In a house in northern France, a group of people await the return of some friends who have pulled off a daring art robbery. The house is owned by the father of one of the group, Mia, and it is she who has masterminded (or should that be mistressminded?) the theft from her own dad, there clearly not being much love lost between them.
When the party return with the stolen picture, the plan’s gone awry – one of them, Louie, was shot dead during the robbery. The group must decide what to do with the body, which they’ve brought back in the boot of the getaway car, and how they’re going to make their escape. Things get more complicated when Louie’s body goes missing, and Mia is killed.

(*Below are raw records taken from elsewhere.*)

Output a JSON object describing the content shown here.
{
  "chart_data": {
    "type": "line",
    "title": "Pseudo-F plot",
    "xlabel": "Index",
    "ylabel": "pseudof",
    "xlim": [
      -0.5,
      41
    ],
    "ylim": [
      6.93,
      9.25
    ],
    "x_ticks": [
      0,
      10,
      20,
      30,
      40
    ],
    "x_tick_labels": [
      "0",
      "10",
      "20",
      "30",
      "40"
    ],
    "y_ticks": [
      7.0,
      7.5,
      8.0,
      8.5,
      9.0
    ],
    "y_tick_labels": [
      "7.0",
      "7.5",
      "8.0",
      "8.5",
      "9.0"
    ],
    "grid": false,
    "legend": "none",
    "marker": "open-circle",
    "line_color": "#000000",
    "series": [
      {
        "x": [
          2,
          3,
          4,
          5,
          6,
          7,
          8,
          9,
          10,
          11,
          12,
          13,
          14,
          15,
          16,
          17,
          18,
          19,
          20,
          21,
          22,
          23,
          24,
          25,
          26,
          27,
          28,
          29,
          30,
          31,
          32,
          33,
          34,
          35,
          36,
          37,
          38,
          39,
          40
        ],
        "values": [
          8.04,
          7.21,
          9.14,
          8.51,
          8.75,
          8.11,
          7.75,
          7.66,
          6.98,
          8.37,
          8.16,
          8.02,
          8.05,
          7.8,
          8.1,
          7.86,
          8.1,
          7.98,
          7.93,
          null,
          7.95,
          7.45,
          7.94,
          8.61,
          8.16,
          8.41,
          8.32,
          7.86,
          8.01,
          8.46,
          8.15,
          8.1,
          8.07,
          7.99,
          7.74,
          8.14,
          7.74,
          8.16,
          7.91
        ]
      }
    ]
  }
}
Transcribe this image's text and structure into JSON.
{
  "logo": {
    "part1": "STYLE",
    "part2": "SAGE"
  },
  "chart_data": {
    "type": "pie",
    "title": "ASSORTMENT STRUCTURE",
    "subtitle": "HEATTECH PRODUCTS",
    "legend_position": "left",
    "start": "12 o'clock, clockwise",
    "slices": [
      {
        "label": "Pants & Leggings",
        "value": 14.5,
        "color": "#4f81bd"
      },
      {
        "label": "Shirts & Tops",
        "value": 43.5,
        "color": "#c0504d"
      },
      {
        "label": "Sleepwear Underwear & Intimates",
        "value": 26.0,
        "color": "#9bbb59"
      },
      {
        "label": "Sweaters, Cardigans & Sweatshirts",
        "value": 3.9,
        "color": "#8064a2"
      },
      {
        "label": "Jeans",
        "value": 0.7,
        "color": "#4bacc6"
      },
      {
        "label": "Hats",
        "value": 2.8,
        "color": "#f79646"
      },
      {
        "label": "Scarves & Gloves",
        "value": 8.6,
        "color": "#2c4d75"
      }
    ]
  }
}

Is Louie really dead? Is there someone else in the house with them? Who will be next?
I really liked this well-scripted, tense little thriller much more than I was expecting, in that some of the people behind the camera were responsible for the fairly poor 2015 film The Cutting Room.
Modestly budgeted at £55,000, it’s not overly flashy, but there’s some solid acting on display from the (very) young cast, and the script, by Rosy Deacon (already an award winner for her 2013 screenplay Shards) is well paced and allows the characterisation – and the red herrings – to develop well.
Ok it’s not particularly original – Shallow Grave visited the same basic set up over twenty years ago – and you do have to suspend disbelief in imagining this lot’s ability to pull off a major crime. But Blood Money is both efficient and ruthless, and builds to a great slasher-y climax.
Cast-wise the star of the film is arguably Scott Chambers, who the press pack tells us has already been praised by Mark Kermode as ‘a young DiCaprio.’ As the awkward Zander, Chambers is shifty and mumbling, and is as near as the film comes to comedy.
In fact I thought he was channelling one of Coronation Street’s finest characters, Graeme Proctor, in his performance – and he was clearly a big hit with the cast and crew audience with whom I saw the film.
To be honest I was quite privileged to see this on the big screen, as I think it’s unlikely to get a theatrical deal. It’s more televisual than cinematic, both in acting range and the look of the thing.
This is more an observation than a criticism though, as Blood Money is a gripping film that should do well on DVD and streaming services.